Kemal KILIÇDAROĞLU- Şimdi dış politikada az önce söylediğim gibi aklın ve mantığın egemen olması lazım. Hamas’ı AB ülkeleri, ABD terör örgütü olarak kabul ediyor. Biz en azından bu konuda daha dikkatli bir üslup kullanabiliriz. Yarın öbürleri de kalkıp da PKK’yı terör örgütü değildir diye söylerlerse ne diyeceğiz? Hangi argümanla yola çıkacağız. Onun için dış politikayı iç politika malzemesi yapmamak gerekir diyoruz. Altını o nedenle özenle çiziyorum. Ama Sayın Başbakan fincancı dükkanına giren fil gibi ağzına gelen her şeyi söylüyor. Bereket versin camdan okuyor. Camdan okumasa kim bilir daha ne potlar verilecek. Onun için biz politikanın daha sağduyulu, özellikle dış politikanın daha sağduyulu yapılmasından yanayız. Türkiye’nin şimdi kimlik sorunu tartışılmaya başlandı. Böyle bir şey olabilir mi? Türkiye eksen kaymasıyla karşı karşıya. Bu ciddi olarak eleştiriliyor. Sağlıklı, sağduyulu çevreler tarafından. Türkiye’yi bu noktaya taşımak o kadar kolay mı? Türkiye’yi bu noktaya taşımak, gerçektende siz demokrasiyi, Türkiye’nin gücünü, Türkiye’nin ulusal saygınlığını, ulusal onurunu korumak için bu hamleleri yaptığınız zaman sonuç alacağınızı mı sanıyorsunuz? Türkiye eğer batıda farklı bir kimlikle tartışma konusu haline gelirse geçmişte yarattığımız bütün değerleri altüst etmiş oluruz. O değerlerin içinde son derece sağlıklı, tutarlı, Türkiye Cumhuriyetinin anayasasıyla ortaya konulan bir devlet çatısı var. Siz bu çatıyı çatırdatmaya çalışıyorsunuz ki son derece tehlikeli bir alandır. O nedenle hükümeti, dışişleri bakanı, Sayın Başbakana bilgi veren kurmaylarını daha sağlıklı düşünmeye davet ediyorum.
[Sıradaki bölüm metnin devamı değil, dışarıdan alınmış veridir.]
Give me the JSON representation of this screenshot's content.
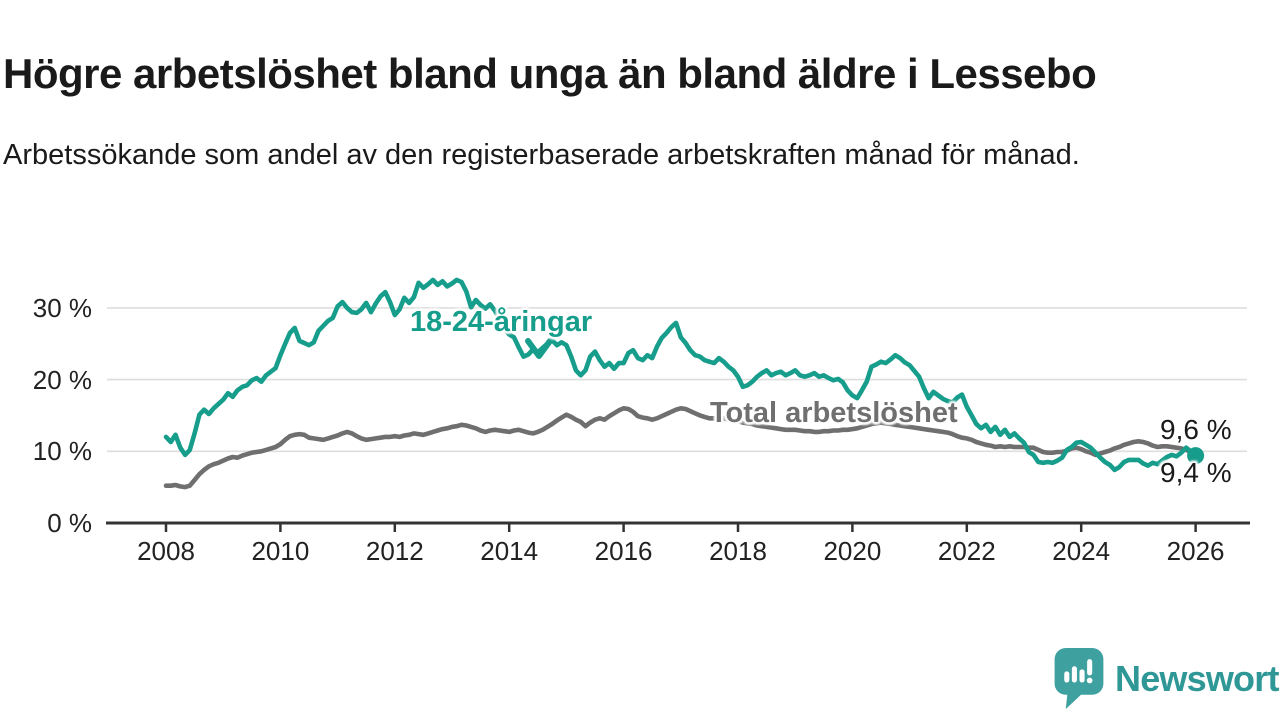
{
  "title": "Högre arbetslöshet bland unga än bland äldre i Lessebo",
  "subtitle": "Arbetssökande som andel av den registerbaserade arbetskraften månad för månad.",
  "colors": {
    "youth": "#179d8b",
    "total": "#6f6f6f",
    "grid": "#dedede",
    "axis": "#333333",
    "text": "#1a1a1a",
    "logo": "#3fa0a0",
    "logo_text": "#2f9897"
  },
  "footer": {
    "brand": "Newsworthy",
    "logo_icon": "speech-bubble-bar-chart-icon"
  },
  "chart_data": {
    "type": "line",
    "title": "Högre arbetslöshet bland unga än bland äldre i Lessebo",
    "subtitle": "Arbetssökande som andel av den registerbaserade arbetskraften månad för månad.",
    "x_unit": "month",
    "x_start": "2008-01",
    "x_end": "2026-01",
    "xlim": [
      2008,
      2026.4
    ],
    "ylim": [
      0,
      35.3
    ],
    "grid": "horizontal",
    "legend_position": "inline-annotations",
    "x_tick_years": [
      2008,
      2010,
      2012,
      2014,
      2016,
      2018,
      2020,
      2022,
      2024,
      2026
    ],
    "x_tick_labels": [
      "2008",
      "2010",
      "2012",
      "2014",
      "2016",
      "2018",
      "2020",
      "2022",
      "2024",
      "2026"
    ],
    "y_tick_values": [
      0,
      10,
      20,
      30
    ],
    "y_tick_labels": [
      "0 %",
      "10 %",
      "20 %",
      "30 %"
    ],
    "end_labels": {
      "top": "9,6 %",
      "bottom": "9,4 %"
    },
    "annotations": {
      "youth_label": "18-24-åringar",
      "youth_arrow": "chevron-down at mid-2014 pointing to youth line",
      "total_label": "Total arbetslöshet"
    },
    "series": [
      {
        "id": "total",
        "name": "Total arbetslöshet",
        "color_key": "total",
        "end_value_label": "9,6 %",
        "values": [
          5.2,
          5.2,
          5.3,
          5.1,
          5.0,
          5.2,
          6.0,
          6.8,
          7.4,
          7.9,
          8.2,
          8.4,
          8.7,
          9.0,
          9.2,
          9.1,
          9.4,
          9.6,
          9.8,
          9.9,
          10.0,
          10.2,
          10.4,
          10.6,
          11.0,
          11.6,
          12.1,
          12.3,
          12.4,
          12.3,
          11.9,
          11.8,
          11.7,
          11.6,
          11.8,
          12.0,
          12.2,
          12.5,
          12.7,
          12.5,
          12.1,
          11.8,
          11.6,
          11.7,
          11.8,
          11.9,
          12.0,
          12.0,
          12.1,
          12.0,
          12.2,
          12.3,
          12.5,
          12.4,
          12.3,
          12.5,
          12.7,
          12.9,
          13.1,
          13.2,
          13.4,
          13.5,
          13.7,
          13.6,
          13.4,
          13.2,
          12.9,
          12.7,
          12.9,
          13.0,
          12.9,
          12.8,
          12.7,
          12.9,
          13.0,
          12.8,
          12.6,
          12.5,
          12.7,
          13.0,
          13.4,
          13.8,
          14.3,
          14.7,
          15.1,
          14.8,
          14.4,
          14.1,
          13.5,
          14.0,
          14.4,
          14.6,
          14.4,
          14.9,
          15.3,
          15.7,
          16.0,
          15.9,
          15.5,
          14.9,
          14.7,
          14.6,
          14.4,
          14.6,
          14.9,
          15.2,
          15.5,
          15.8,
          16.0,
          15.9,
          15.6,
          15.3,
          15.0,
          14.8,
          14.6,
          14.6,
          14.7,
          14.6,
          14.4,
          14.3,
          14.2,
          14.0,
          13.9,
          13.8,
          13.6,
          13.5,
          13.4,
          13.3,
          13.2,
          13.1,
          13.0,
          13.0,
          13.0,
          12.9,
          12.8,
          12.8,
          12.7,
          12.7,
          12.8,
          12.8,
          12.9,
          12.9,
          13.0,
          13.0,
          13.1,
          13.2,
          13.4,
          13.6,
          13.8,
          13.9,
          14.0,
          13.9,
          13.8,
          13.7,
          13.6,
          13.5,
          13.4,
          13.3,
          13.2,
          13.1,
          13.0,
          12.9,
          12.8,
          12.7,
          12.6,
          12.4,
          12.1,
          11.9,
          11.8,
          11.6,
          11.3,
          11.1,
          10.9,
          10.8,
          10.6,
          10.7,
          10.6,
          10.7,
          10.6,
          10.6,
          10.6,
          10.5,
          10.5,
          10.2,
          9.9,
          9.8,
          9.8,
          9.9,
          9.9,
          10.1,
          10.4,
          10.5,
          10.3,
          10.0,
          9.8,
          9.5,
          9.7,
          9.9,
          10.1,
          10.4,
          10.6,
          10.9,
          11.1,
          11.3,
          11.4,
          11.3,
          11.1,
          10.8,
          10.6,
          10.7,
          10.7,
          10.6,
          10.5,
          10.4,
          10.2,
          9.9,
          9.6
        ]
      },
      {
        "id": "youth",
        "name": "18-24-åringar",
        "color_key": "youth",
        "end_dot": true,
        "end_value_label": "9,4 %",
        "values": [
          12.0,
          11.3,
          12.3,
          10.5,
          9.5,
          10.2,
          12.5,
          15.1,
          15.8,
          15.2,
          16.0,
          16.6,
          17.2,
          18.1,
          17.6,
          18.5,
          19.0,
          19.2,
          19.9,
          20.2,
          19.7,
          20.6,
          21.1,
          21.6,
          23.4,
          25.0,
          26.5,
          27.2,
          25.4,
          25.1,
          24.8,
          25.2,
          26.8,
          27.5,
          28.2,
          28.6,
          30.2,
          30.8,
          30.0,
          29.4,
          29.3,
          29.8,
          30.7,
          29.4,
          30.6,
          31.6,
          32.2,
          30.8,
          29.0,
          29.8,
          31.4,
          30.7,
          31.5,
          33.5,
          32.8,
          33.3,
          33.9,
          33.2,
          33.7,
          33.0,
          33.4,
          33.9,
          33.6,
          32.3,
          30.1,
          31.1,
          30.4,
          29.9,
          30.5,
          29.6,
          28.4,
          27.0,
          26.3,
          25.9,
          24.5,
          23.2,
          23.5,
          24.2,
          23.8,
          24.4,
          25.0,
          25.5,
          24.8,
          25.2,
          24.8,
          23.2,
          21.3,
          20.6,
          21.3,
          23.2,
          23.9,
          22.7,
          21.8,
          22.3,
          21.5,
          22.3,
          22.3,
          23.7,
          24.1,
          23.0,
          22.7,
          23.4,
          23.0,
          24.6,
          25.8,
          26.5,
          27.3,
          27.9,
          25.9,
          25.1,
          24.1,
          23.4,
          23.2,
          22.7,
          22.5,
          22.3,
          23.0,
          22.5,
          21.8,
          21.3,
          20.4,
          19.0,
          19.2,
          19.7,
          20.4,
          20.9,
          21.3,
          20.6,
          20.9,
          21.1,
          20.6,
          20.9,
          21.3,
          20.6,
          20.4,
          20.6,
          20.9,
          20.4,
          20.6,
          20.2,
          19.9,
          20.1,
          19.6,
          18.5,
          17.8,
          17.4,
          18.5,
          19.7,
          21.8,
          22.1,
          22.5,
          22.3,
          22.8,
          23.4,
          23.0,
          22.4,
          22.0,
          21.2,
          20.4,
          18.8,
          17.4,
          18.3,
          17.8,
          17.3,
          17.0,
          16.8,
          17.5,
          17.9,
          16.2,
          15.0,
          13.8,
          13.2,
          13.7,
          12.7,
          13.4,
          12.3,
          13.0,
          12.0,
          12.5,
          11.8,
          11.2,
          9.9,
          9.5,
          8.5,
          8.4,
          8.5,
          8.4,
          8.7,
          9.1,
          10.2,
          10.6,
          11.2,
          11.3,
          10.9,
          10.5,
          9.8,
          9.1,
          8.5,
          8.1,
          7.4,
          7.8,
          8.5,
          8.8,
          8.8,
          8.8,
          8.3,
          8.0,
          8.4,
          8.2,
          8.7,
          9.2,
          9.5,
          9.3,
          9.8,
          10.5,
          10.0,
          9.4
        ]
      }
    ]
  }
}
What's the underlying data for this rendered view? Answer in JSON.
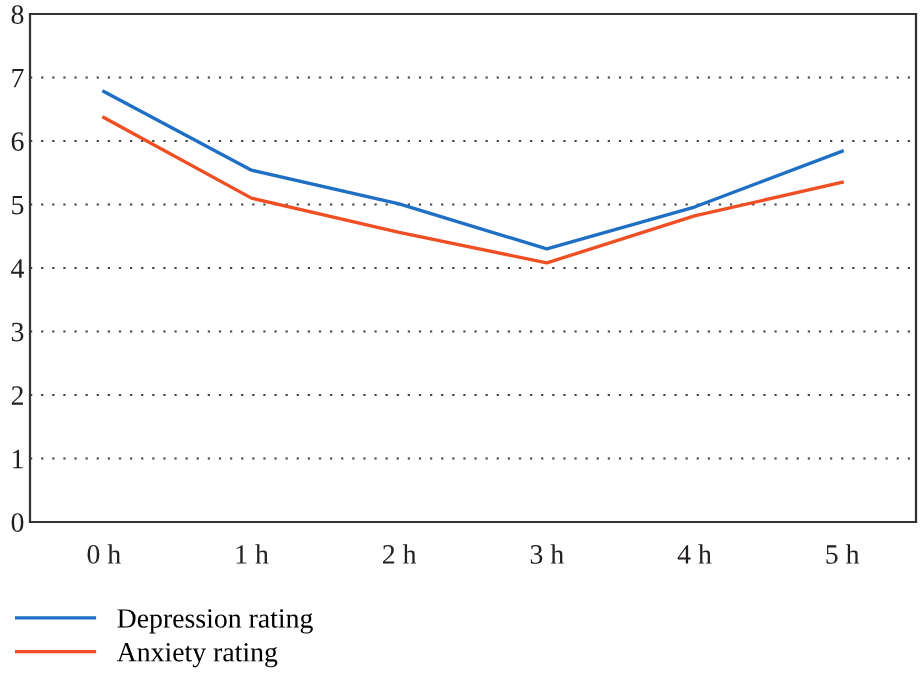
{
  "chart_data": {
    "type": "line",
    "categories": [
      "0 h",
      "1 h",
      "2 h",
      "3 h",
      "4 h",
      "5 h"
    ],
    "series": [
      {
        "name": "Depression rating",
        "color": "#1f6fc4",
        "values": [
          6.78,
          5.54,
          5.01,
          4.3,
          4.96,
          5.84
        ]
      },
      {
        "name": "Anxiety rating",
        "color": "#f04e23",
        "values": [
          6.37,
          5.1,
          4.56,
          4.08,
          4.82,
          5.35
        ]
      }
    ],
    "ylim": [
      0,
      8
    ],
    "yticks": [
      0,
      1,
      2,
      3,
      4,
      5,
      6,
      7,
      8
    ],
    "grid": "y",
    "legend": "bottom left",
    "marker": "none",
    "line_style": "solid"
  }
}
Murat AKGÜN- Son bir konu bu konuda. Biraz evvel sizde aslında dolaylı olarak atıfta bulundunuz. Fethullah Gülen’in açıklaması özellikle hafta sonunda çok büyük tartışmalara yol açtı. İsrail’den izin alınmalıydı şeklinde başlayan. Bu açıklamayı nasıl yorumluyorsunuz? Sizi şaşırttı mı?
Kemal KILIÇDAROĞLU- Doğrusunu isterseniz çok fazla şaşırtmadı. Yani gelen eleştiri belli bir dünya görüşü içinde yapılan eleştiridir. Ben ona şöyle bir yorum yaptım. Bu eleştiri belki bu olayın Türkiye’de daha sağlıklı bir tartışma zemini açması açısından yararı olacaktır diye. Çünkü AKP hükümetinin, AKP kurmaylarının o dünyayla olan ilişkilerini biliyorum. O ilişkiler zemininde gelen bir eleştiri var. O eleştiride de farklı görüşler ortaya çıktı, zigzaglar ortaya çıktı. Ama Sayın Başbakanın bunu nasıl değerlendireceğini de doğrusunu isterseniz merak ediyorum.
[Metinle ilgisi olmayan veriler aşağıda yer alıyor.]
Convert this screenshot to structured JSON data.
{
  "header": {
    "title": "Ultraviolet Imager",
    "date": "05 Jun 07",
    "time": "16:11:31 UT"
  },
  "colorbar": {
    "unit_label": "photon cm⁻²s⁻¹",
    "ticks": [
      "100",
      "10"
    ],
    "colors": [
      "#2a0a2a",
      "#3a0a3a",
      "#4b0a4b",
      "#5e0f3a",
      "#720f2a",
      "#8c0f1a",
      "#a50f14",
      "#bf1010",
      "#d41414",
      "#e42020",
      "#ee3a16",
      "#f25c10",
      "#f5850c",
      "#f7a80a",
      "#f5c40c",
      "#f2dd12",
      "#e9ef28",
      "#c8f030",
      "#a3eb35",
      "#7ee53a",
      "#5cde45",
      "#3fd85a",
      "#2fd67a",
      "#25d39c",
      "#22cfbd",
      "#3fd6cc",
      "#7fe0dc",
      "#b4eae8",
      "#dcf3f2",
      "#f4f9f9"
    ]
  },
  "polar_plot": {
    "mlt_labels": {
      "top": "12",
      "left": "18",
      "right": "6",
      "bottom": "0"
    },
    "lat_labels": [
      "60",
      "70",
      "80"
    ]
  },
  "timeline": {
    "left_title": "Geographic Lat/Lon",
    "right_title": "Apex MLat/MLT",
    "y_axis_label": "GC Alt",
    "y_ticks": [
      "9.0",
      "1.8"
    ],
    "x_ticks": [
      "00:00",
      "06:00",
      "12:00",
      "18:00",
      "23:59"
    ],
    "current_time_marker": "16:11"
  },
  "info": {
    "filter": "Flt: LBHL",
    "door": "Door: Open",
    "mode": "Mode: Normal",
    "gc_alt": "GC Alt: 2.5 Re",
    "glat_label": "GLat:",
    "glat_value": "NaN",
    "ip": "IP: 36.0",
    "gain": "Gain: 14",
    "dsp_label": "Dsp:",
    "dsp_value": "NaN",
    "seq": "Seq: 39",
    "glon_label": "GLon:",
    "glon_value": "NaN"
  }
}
Murat AKGÜN- Efendim gündemin bir diğer önemli konusu da partinizin başvuruda bulunduğu Anayasa Mahkemesine anayasa değişikliğiyle ilgili olarak. Önce şununla başlamak istiyorum. Yargıtay Cumhuriyet Başsavcısı Abdurrahman Yalçınkaya’nın bir açıklaması oldu. Bilmeyenler olabilir diye okumak istiyorum. Meclis anayasanın değiştirilemez maddelerini doğrudan ya da dolaylı biçimde değiştirmek için girişimde bulunamaz. Meclis anayasaya sadakat göstersin dedi. Sizce bu açıklamaların mesajları kimeydi? Bunlardan bir tanesi de Anayasa Mahkemesi olabilir mi?
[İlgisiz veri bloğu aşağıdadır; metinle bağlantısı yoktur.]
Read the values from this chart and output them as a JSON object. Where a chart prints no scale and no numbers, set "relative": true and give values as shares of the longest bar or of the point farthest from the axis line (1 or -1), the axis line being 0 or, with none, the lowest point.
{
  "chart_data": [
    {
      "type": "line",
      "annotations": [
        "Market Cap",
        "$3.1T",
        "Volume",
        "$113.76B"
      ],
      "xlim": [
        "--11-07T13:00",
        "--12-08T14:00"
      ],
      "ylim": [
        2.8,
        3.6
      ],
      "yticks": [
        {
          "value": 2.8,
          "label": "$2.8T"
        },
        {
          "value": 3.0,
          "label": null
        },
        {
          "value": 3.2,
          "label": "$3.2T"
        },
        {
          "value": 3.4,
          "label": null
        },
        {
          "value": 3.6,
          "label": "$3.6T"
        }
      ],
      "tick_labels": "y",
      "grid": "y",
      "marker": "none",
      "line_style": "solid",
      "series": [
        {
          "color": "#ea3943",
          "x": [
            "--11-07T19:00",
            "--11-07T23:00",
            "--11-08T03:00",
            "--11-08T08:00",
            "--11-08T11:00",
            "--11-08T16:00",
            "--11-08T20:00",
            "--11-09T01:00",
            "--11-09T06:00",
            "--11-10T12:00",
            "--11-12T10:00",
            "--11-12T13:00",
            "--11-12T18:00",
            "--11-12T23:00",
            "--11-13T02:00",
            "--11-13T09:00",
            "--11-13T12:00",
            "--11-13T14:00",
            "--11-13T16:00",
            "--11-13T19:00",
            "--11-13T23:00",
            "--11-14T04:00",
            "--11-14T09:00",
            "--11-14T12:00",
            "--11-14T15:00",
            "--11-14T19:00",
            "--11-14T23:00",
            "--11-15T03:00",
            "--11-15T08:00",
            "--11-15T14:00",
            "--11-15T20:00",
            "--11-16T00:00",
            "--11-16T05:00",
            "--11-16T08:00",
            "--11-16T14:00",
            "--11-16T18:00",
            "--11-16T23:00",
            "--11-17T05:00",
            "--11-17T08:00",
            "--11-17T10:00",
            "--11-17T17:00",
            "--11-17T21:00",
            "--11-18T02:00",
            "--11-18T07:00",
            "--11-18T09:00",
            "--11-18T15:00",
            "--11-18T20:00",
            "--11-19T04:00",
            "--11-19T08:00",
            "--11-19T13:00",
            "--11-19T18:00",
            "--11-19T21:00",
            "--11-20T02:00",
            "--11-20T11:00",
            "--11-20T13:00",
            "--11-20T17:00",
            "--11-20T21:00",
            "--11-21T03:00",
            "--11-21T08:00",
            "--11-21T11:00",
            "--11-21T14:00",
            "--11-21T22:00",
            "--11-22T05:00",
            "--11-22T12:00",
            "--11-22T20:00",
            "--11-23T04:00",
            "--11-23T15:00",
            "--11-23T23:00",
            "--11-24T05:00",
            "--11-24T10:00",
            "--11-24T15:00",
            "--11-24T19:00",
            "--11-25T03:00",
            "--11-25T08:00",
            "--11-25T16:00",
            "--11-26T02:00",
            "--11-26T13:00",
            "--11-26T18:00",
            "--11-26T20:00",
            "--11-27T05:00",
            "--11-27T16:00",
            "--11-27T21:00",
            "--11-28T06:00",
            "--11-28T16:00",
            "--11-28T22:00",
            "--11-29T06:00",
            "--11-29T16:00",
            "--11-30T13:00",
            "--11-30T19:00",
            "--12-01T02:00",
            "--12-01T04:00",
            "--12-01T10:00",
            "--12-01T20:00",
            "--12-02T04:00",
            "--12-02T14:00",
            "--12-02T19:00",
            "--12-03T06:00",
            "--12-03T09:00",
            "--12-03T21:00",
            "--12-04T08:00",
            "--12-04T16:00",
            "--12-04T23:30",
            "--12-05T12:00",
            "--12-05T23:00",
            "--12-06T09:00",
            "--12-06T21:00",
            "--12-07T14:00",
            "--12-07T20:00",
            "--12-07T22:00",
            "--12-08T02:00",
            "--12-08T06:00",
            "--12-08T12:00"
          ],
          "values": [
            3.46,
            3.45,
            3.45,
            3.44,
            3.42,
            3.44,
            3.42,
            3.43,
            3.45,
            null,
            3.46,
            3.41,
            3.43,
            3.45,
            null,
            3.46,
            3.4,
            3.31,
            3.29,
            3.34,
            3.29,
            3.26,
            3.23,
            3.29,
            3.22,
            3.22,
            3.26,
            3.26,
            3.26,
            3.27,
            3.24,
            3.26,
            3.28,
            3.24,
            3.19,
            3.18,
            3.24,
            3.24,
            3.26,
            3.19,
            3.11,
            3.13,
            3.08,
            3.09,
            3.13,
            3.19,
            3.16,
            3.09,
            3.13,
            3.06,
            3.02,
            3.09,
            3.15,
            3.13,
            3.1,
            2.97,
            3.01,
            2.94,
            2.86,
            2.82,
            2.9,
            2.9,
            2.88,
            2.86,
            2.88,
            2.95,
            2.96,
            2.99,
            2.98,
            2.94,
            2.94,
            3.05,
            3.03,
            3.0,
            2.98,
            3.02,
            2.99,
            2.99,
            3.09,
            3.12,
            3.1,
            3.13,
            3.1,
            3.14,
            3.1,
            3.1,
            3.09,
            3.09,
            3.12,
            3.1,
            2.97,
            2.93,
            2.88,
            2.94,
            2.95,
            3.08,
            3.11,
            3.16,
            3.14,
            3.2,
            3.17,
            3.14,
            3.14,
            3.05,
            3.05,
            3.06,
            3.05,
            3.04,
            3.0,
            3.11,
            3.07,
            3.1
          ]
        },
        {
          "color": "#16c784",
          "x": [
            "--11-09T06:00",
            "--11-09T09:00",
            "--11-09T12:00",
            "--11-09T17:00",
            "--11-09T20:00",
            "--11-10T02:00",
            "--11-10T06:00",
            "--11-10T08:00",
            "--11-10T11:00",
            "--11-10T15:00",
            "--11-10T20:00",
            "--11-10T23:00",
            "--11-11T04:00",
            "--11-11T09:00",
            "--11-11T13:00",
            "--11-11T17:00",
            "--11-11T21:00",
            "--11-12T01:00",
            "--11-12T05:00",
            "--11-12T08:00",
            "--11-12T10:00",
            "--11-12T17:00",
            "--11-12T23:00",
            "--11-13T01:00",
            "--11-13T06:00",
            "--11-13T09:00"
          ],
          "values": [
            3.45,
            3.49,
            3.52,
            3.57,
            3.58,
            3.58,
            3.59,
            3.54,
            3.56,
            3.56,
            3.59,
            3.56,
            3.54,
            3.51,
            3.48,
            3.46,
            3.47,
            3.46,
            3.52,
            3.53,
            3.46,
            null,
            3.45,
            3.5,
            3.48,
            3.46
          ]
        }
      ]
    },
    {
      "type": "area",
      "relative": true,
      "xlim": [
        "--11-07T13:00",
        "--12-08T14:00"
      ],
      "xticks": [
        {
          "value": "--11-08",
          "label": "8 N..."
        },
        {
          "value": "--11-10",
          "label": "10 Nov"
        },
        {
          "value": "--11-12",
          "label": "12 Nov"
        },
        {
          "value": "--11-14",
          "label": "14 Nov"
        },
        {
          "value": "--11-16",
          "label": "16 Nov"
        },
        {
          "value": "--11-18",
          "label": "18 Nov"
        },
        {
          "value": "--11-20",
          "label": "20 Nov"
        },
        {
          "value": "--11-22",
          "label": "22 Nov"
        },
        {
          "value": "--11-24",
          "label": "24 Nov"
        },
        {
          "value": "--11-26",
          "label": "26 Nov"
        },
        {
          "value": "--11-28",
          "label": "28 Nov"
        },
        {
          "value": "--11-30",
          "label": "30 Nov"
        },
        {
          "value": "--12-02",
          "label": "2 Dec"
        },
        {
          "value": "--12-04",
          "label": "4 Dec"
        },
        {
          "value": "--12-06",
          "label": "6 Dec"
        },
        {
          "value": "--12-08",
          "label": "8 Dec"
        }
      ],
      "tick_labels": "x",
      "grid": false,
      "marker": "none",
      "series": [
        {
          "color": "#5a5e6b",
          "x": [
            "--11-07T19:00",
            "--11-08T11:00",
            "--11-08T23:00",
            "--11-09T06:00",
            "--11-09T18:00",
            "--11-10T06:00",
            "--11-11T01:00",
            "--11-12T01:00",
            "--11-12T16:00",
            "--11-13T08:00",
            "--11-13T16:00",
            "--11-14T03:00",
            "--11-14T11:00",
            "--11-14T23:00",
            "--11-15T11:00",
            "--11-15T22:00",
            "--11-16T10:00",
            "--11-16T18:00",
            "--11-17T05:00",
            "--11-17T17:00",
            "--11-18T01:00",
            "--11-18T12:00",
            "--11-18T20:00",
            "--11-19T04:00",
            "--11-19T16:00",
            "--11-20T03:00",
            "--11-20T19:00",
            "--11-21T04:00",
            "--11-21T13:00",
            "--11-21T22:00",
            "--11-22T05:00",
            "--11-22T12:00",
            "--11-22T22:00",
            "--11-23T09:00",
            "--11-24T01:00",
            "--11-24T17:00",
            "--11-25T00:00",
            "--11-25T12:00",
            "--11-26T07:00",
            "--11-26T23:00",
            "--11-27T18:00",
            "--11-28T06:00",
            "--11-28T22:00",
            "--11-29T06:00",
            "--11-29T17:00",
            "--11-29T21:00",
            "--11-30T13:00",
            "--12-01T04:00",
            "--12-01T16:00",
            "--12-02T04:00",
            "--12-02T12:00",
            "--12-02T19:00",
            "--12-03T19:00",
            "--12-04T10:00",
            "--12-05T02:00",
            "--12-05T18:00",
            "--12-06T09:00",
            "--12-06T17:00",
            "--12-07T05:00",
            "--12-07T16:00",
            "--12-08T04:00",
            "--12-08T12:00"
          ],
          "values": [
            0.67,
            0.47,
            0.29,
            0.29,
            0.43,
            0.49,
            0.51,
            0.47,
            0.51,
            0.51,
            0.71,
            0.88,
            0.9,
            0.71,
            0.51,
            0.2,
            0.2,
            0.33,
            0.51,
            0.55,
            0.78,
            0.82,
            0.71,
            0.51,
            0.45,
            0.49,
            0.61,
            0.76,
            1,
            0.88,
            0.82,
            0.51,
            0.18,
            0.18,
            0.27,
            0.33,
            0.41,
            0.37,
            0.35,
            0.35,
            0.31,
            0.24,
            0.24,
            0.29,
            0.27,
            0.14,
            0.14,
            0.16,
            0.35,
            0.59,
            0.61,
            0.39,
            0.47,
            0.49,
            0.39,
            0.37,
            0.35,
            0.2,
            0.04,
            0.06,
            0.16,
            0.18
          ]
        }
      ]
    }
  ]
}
Kemal KILIÇDAROĞLU- Sayın başsavcı parlamento anayasanın değiştirilemez maddelerine gerekli saygıyı ve duyarlığı göstersin diye bir uyarısı var anladığım kadarıyla. Zaten biz milletvekilleri olarak yurttaşlar tarafından seçildikten sonra parlamentoya geliyoruz ve yemin ediyoruz. Yemin etmediğimiz sürece milletvekili kimliğini kazanmıyoruz. Nedir yemin? Anayasaya bağlılığımızı namusumuz ve şerefimiz üzerine ant içerek dile getiriyoruz. Eğer siz anayasanın değiştirilmesi dahi teklif edilemeyecek maddelerini doğrudan olmasa bile dolaylı yollardan sağlamaya yönelik bir çabanın içine girerseniz bunun doğru olmadığını, bunun mutlaka Anayasa Mahkemesi tarafından dikkate alınması gerektiğinin herhalde altını çiziyordur. Bir hukuk adamıdır. Hukuk insanları kendi görüşlerini, savcıdır sonuçta. Yargıtay Cumhuriyet Başsavcısı. Tarafsız değildir. Türkiye Cumhuriyetinden anayasanın değiştirilemez maddelerinden yana taraf olmak zorundadır. Çünkü dediğimiz gibi Türkiye Cumhuriyetinin Yargıtay’ın Cumhuriyet Başsavcıdır. Cumhuriyet unvanı vardır kendisinde. Böyle bir uyarıyı yapmıştır. Bu uyarıyı tabi bizlerde, parlamentoda bulunan diğer milletvekilleri de, yurttaşlarımızda, hukuk çevreleri de, hukuk fakülteleri de herhalde dikkatle bakıp değerlendireceklerdir.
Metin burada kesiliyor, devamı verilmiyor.